I was wondering how many people use a dark cloth vs. other ways of blocking light (such as a hood). Does it depend on the subject, the lens, the camera, whether you're inside or outside?
I was wondering how many people use a dark cloth vs. other ways of blocking light (such as a hood). Does it depend on the subject, the lens, the camera, whether you're inside or outside?
Is the cow brown? Dark cloth or put the film holders away!
BTZS hood.
Wilhelm (Sarasota)
I just use a dark cloth. Although I've wanted to try the black t-shirt thing to save weight in the pack, I haven't.
Jeff Deaton
I use a dark cloth on my 5x7 camera, a folding focusing hood on my 4x5 camera, and a reflex viewing hood when using a 4x5 back on my 5x7 camera.
In my case, a dark cloth is camera specific.
I use a dark cloth.

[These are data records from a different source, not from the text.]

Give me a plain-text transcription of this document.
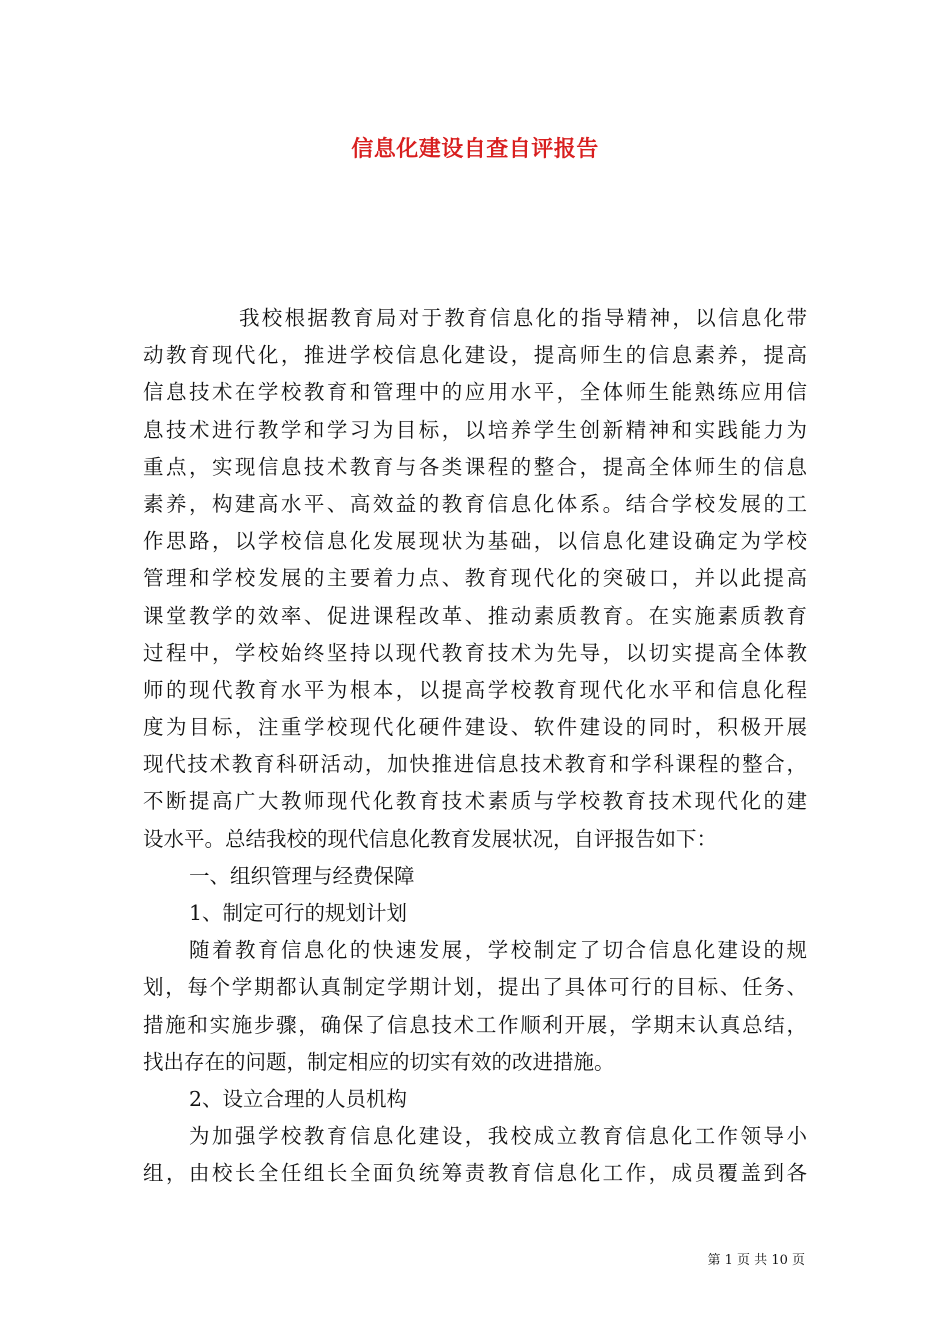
信息化建设自查自评报告
我校根据教育局对于教育信息化的指导精神，以信息化带
动教育现代化，推进学校信息化建设，提高师生的信息素养，提高
信息技术在学校教育和管理中的应用水平，全体师生能熟练应用信
息技术进行教学和学习为目标，以培养学生创新精神和实践能力为
重点，实现信息技术教育与各类课程的整合，提高全体师生的信息
素养，构建高水平、高效益的教育信息化体系。结合学校发展的工
作思路，以学校信息化发展现状为基础，以信息化建设确定为学校
管理和学校发展的主要着力点、教育现代化的突破口，并以此提高
课堂教学的效率、促进课程改革、推动素质教育。在实施素质教育
过程中，学校始终坚持以现代教育技术为先导，以切实提高全体教
师的现代教育水平为根本，以提高学校教育现代化水平和信息化程
度为目标，注重学校现代化硬件建设、软件建设的同时，积极开展
现代技术教育科研活动，加快推进信息技术教育和学科课程的整合，
不断提高广大教师现代化教育技术素质与学校教育技术现代化的建
设水平。总结我校的现代信息化教育发展状况，自评报告如下：
一、组织管理与经费保障
1、制定可行的规划计划
随着教育信息化的快速发展，学校制定了切合信息化建设的规
划，每个学期都认真制定学期计划，提出了具体可行的目标、任务、
措施和实施步骤，确保了信息技术工作顺利开展，学期末认真总结，
找出存在的问题，制定相应的切实有效的改进措施。
2、设立合理的人员机构
为加强学校教育信息化建设，我校成立教育信息化工作领导小
组，由校长全任组长全面负统筹责教育信息化工作，成员覆盖到各
第 1 页 共 10 页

My Technika III came with a pop out hood which was just about deteriorated away when I got the camera. It cracked some more and was on its way so I finally just removed the useless thing. The standard ground glass is too dim to use the hood without also using a cloth, making the hood superfluous, and I also couldn't get a loupe on the ground glass away from the very center with it in place.
I want to get a better cloth, however. I have the Zone VI "horse blanket" and that's pretty much what it is, bigger and heavier than needed and rather awkward. The only good thing about it is that it's black on the inside and white outside, which probably does make it less hot under it in the sun.

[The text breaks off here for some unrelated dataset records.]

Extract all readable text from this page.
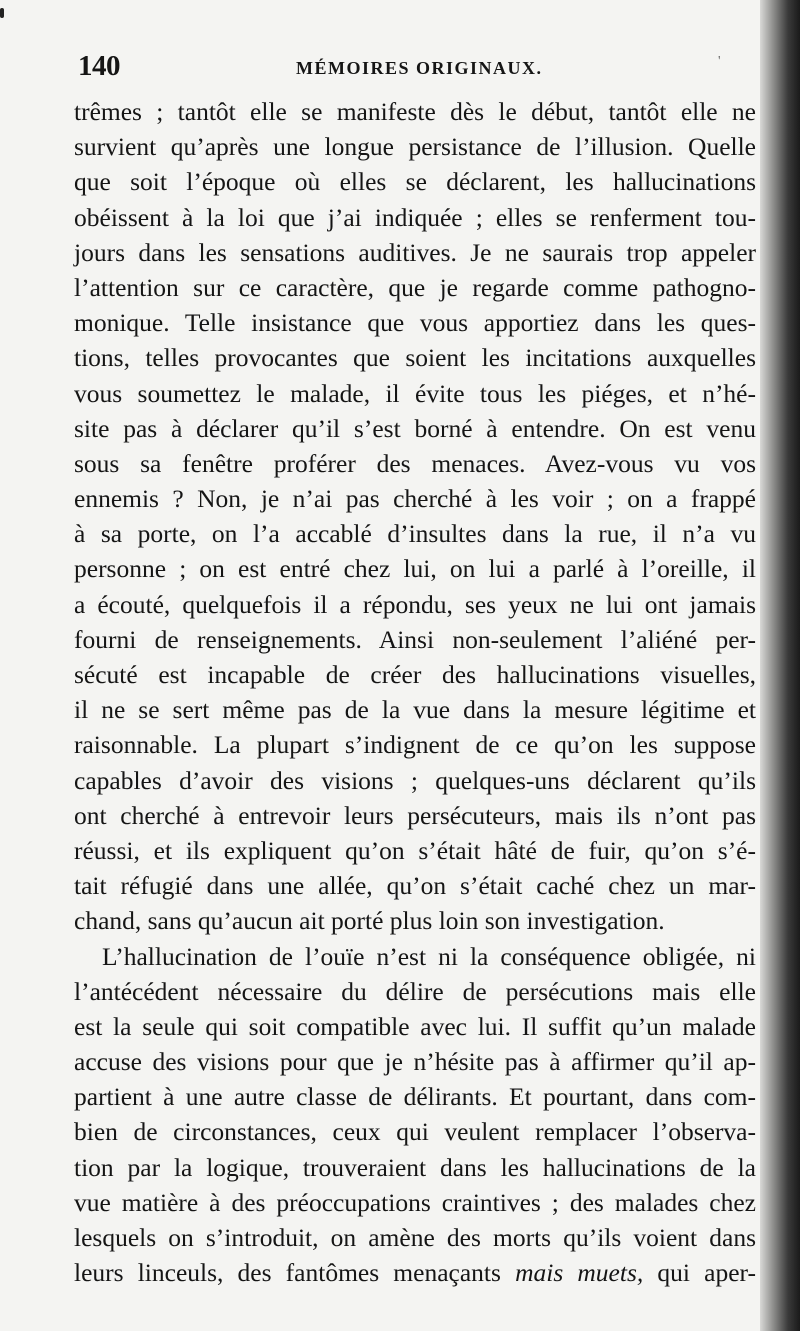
140	MÉMOIRES ORIGINAUX.	'
trêmes ; tantôt elle se manifeste dès le début, tantôt elle ne
survient qu’après une longue persistance de l’illusion. Quelle
que soit l’époque où elles se déclarent, les hallucinations
obéissent à la loi que j’ai indiquée ; elles se renferment tou-
jours dans les sensations auditives. Je ne saurais trop appeler
l’attention sur ce caractère, que je regarde comme pathogno-
monique. Telle insistance que vous apportiez dans les ques-
tions, telles provocantes que soient les incitations auxquelles
vous soumettez le malade, il évite tous les piéges, et n’hé-
site pas à déclarer qu’il s’est borné à entendre. On est venu
sous sa fenêtre proférer des menaces. Avez-vous vu vos
ennemis ? Non, je n’ai pas cherché à les voir ; on a frappé
à sa porte, on l’a accablé d’insultes dans la rue, il n’a vu
personne ; on est entré chez lui, on lui a parlé à l’oreille, il
a écouté, quelquefois il a répondu, ses yeux ne lui ont jamais
fourni de renseignements. Ainsi non-seulement l’aliéné per-
sécuté est incapable de créer des hallucinations visuelles,
il ne se sert même pas de la vue dans la mesure légitime et
raisonnable. La plupart s’indignent de ce qu’on les suppose
capables d’avoir des visions ; quelques-uns déclarent qu’ils
ont cherché à entrevoir leurs persécuteurs, mais ils n’ont pas
réussi, et ils expliquent qu’on s’était hâté de fuir, qu’on s’é-
tait réfugié dans une allée, qu’on s’était caché chez un mar-
chand, sans qu’aucun ait porté plus loin son investigation.
L’hallucination de l’ouïe n’est ni la conséquence obligée, ni
l’antécédent nécessaire du délire de persécutions mais elle
est la seule qui soit compatible avec lui. Il suffit qu’un malade
accuse des visions pour que je n’hésite pas à affirmer qu’il ap-
partient à une autre classe de délirants. Et pourtant, dans com-
bien de circonstances, ceux qui veulent remplacer l’observa-
tion par la logique, trouveraient dans les hallucinations de la
vue matière à des préoccupations craintives ; des malades chez
lesquels on s’introduit, on amène des morts qu’ils voient dans
leurs linceuls, des fantômes menaçants mais muets, qui aper-
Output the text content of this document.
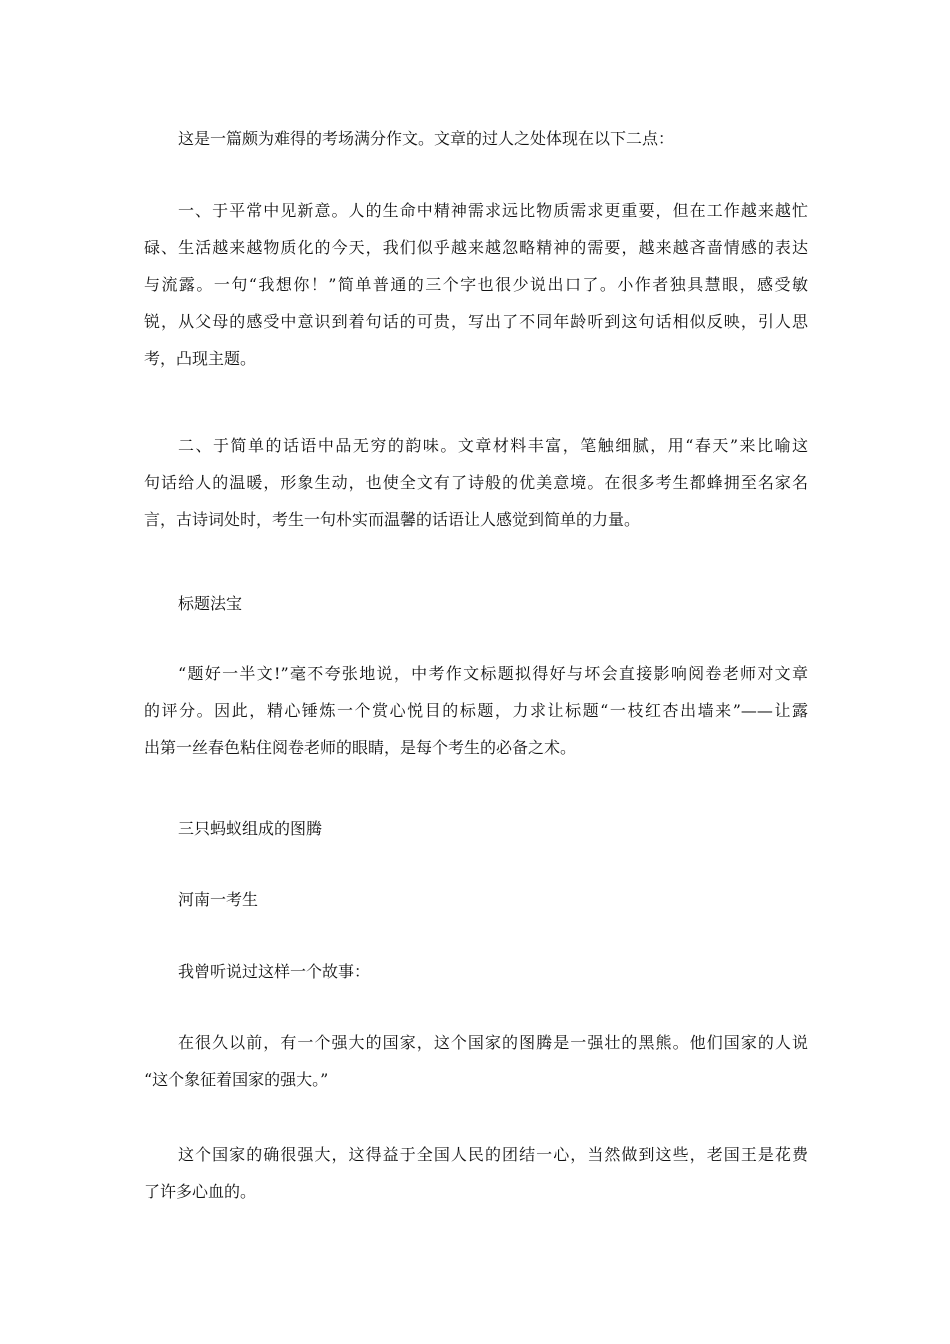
这是一篇颇为难得的考场满分作文。文章的过人之处体现在以下二点：
一、于平常中见新意。人的生命中精神需求远比物质需求更重要，但在工作越来越忙
碌、生活越来越物质化的今天，我们似乎越来越忽略精神的需要，越来越吝啬情感的表达
与流露。一句“我想你！”简单普通的三个字也很少说出口了。小作者独具慧眼，感受敏
锐，从父母的感受中意识到着句话的可贵，写出了不同年龄听到这句话相似反映，引人思
考，凸现主题。
二、于简单的话语中品无穷的韵味。文章材料丰富，笔触细腻，用“春天”来比喻这
句话给人的温暖，形象生动，也使全文有了诗般的优美意境。在很多考生都蜂拥至名家名
言，古诗词处时，考生一句朴实而温馨的话语让人感觉到简单的力量。
标题法宝
“题好一半文!”毫不夸张地说，中考作文标题拟得好与坏会直接影响阅卷老师对文章
的评分。因此，精心锤炼一个赏心悦目的标题，力求让标题“一枝红杏出墙来”——让露
出第一丝春色粘住阅卷老师的眼睛，是每个考生的必备之术。
三只蚂蚁组成的图腾
河南一考生
我曾听说过这样一个故事：
在很久以前，有一个强大的国家，这个国家的图腾是一强壮的黑熊。他们国家的人说
“这个象征着国家的强大。”
这个国家的确很强大，这得益于全国人民的团结一心，当然做到这些，老国王是花费
了许多心血的。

Other than at the very start of using a LF camera when I used a "horse blanket" type dark cloth for a few months, and an unlamented few weeks when I tried an Ebony viewing box or whatever exactly it was called, I always used the BTZS synthetic material hood with 4x5, 5x7, and 8x10 cameras. There are many different systems out there, they all have their pros and cons except that I never found a pro for the horse blanket, for me it was all cons.
Brian Ellis
Before you criticize someone, walk a mile in their shoes. That way when you do criticize them you'll be
a mile away and you'll have their shoes.
I said I was still using it because I hadn't bought anything better, not that I liked it.

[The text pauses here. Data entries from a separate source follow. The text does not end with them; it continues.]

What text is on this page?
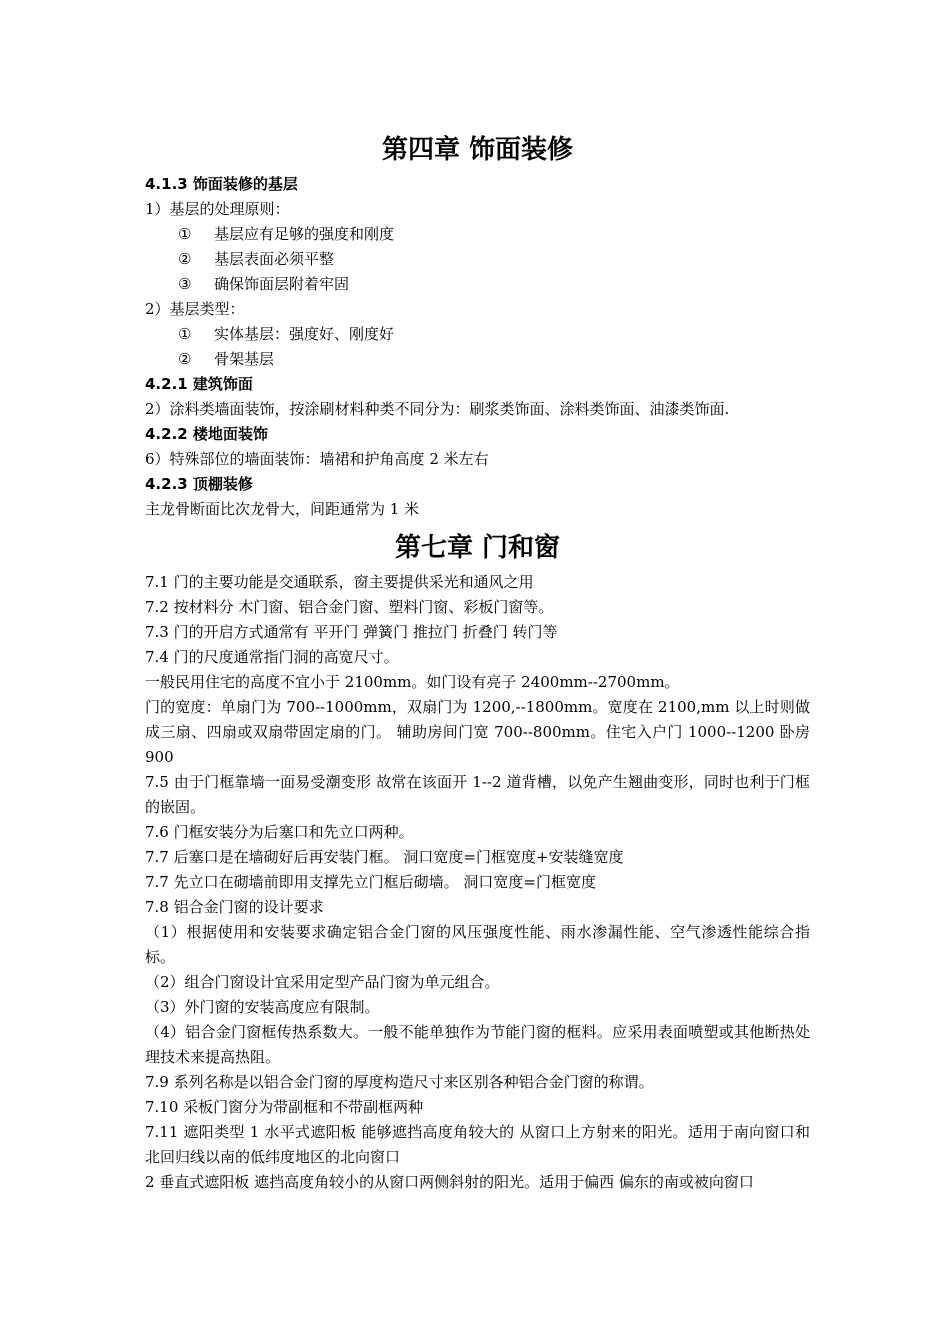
第四章 饰面装修
4.1.3 饰面装修的基层
1）基层的处理原则：
① 基层应有足够的强度和刚度
② 基层表面必须平整
③ 确保饰面层附着牢固
2）基层类型：
① 实体基层：强度好、刚度好
② 骨架基层
4.2.1 建筑饰面
2）涂料类墙面装饰，按涂刷材料种类不同分为：刷浆类饰面、涂料类饰面、油漆类饰面.
4.2.2 楼地面装饰
6）特殊部位的墙面装饰：墙裙和护角高度 2 米左右
4.2.3 顶棚装修
主龙骨断面比次龙骨大，间距通常为 1 米
第七章 门和窗

7.1 门的主要功能是交通联系，窗主要提供采光和通风之用

7.2 按材料分 木门窗、铝合金门窗、塑料门窗、彩板门窗等。

7.3 门的开启方式通常有 平开门 弹簧门 推拉门 折叠门 转门等

7.4 门的尺度通常指门洞的高宽尺寸。

一般民用住宅的高度不宜小于 2100mm。如门设有亮子 2400mm--2700mm。

门的宽度：单扇门为 700--1000mm，双扇门为 1200,--1800mm。宽度在 2100,mm 以上时则做成三扇、四扇或双扇带固定扇的门。 辅助房间门宽 700--800mm。住宅入户门 1000--1200 卧房 900

7.5 由于门框靠墙一面易受潮变形 故常在该面开 1--2 道背槽，以免产生翘曲变形，同时也利于门框的嵌固。

7.6 门框安装分为后塞口和先立口两种。

7.7 后塞口是在墙砌好后再安装门框。 洞口宽度=门框宽度+安装缝宽度

7.7 先立口在砌墙前即用支撑先立门框后砌墙。 洞口宽度=门框宽度

7.8 铝合金门窗的设计要求

（1）根据使用和安装要求确定铝合金门窗的风压强度性能、雨水渗漏性能、空气渗透性能综合指标。

（2）组合门窗设计宜采用定型产品门窗为单元组合。

（3）外门窗的安装高度应有限制。

（4）铝合金门窗框传热系数大。一般不能单独作为节能门窗的框料。应采用表面喷塑或其他断热处理技术来提高热阻。

7.9 系列名称是以铝合金门窗的厚度构造尺寸来区别各种铝合金门窗的称谓。

7.10 采板门窗分为带副框和不带副框两种

7.11 遮阳类型 1 水平式遮阳板 能够遮挡高度角较大的 从窗口上方射来的阳光。适用于南向窗口和北回归线以南的低纬度地区的北向窗口

2 垂直式遮阳板 遮挡高度角较小的从窗口两侧斜射的阳光。适用于偏西 偏东的南或被向窗口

I bought it when I got into 4x5 about 1998, used it for a couple of years and put the film cameras away (I didn't go digital except for snapshots so much as just drift away from photography) and am really just in the past year getting started again. Moving the darkroom to Georgia where I live now from my parents basement in TN where I had it, setting it up in my currently running-water-less basement to use a holding bath and big jug of water, getting into other formats too, restocking all my supplies...a better dark something is on my list. It's not high on my list because the thing I have works, it's just big, heavy and awkward (and pretty much impossible to actually attach the the camera effectively. I just throw it over my head.)
The folding hoods on my cameras do provide ground glass protecion. However, I take them off and use a cloth for focusing.
For anyone who uses a hood, do you take it off when using a loupe, and put it back when done with the loupe?
Is Frank there--I was wondering what he uses when dealing with semi-moving subjects (i.e. people).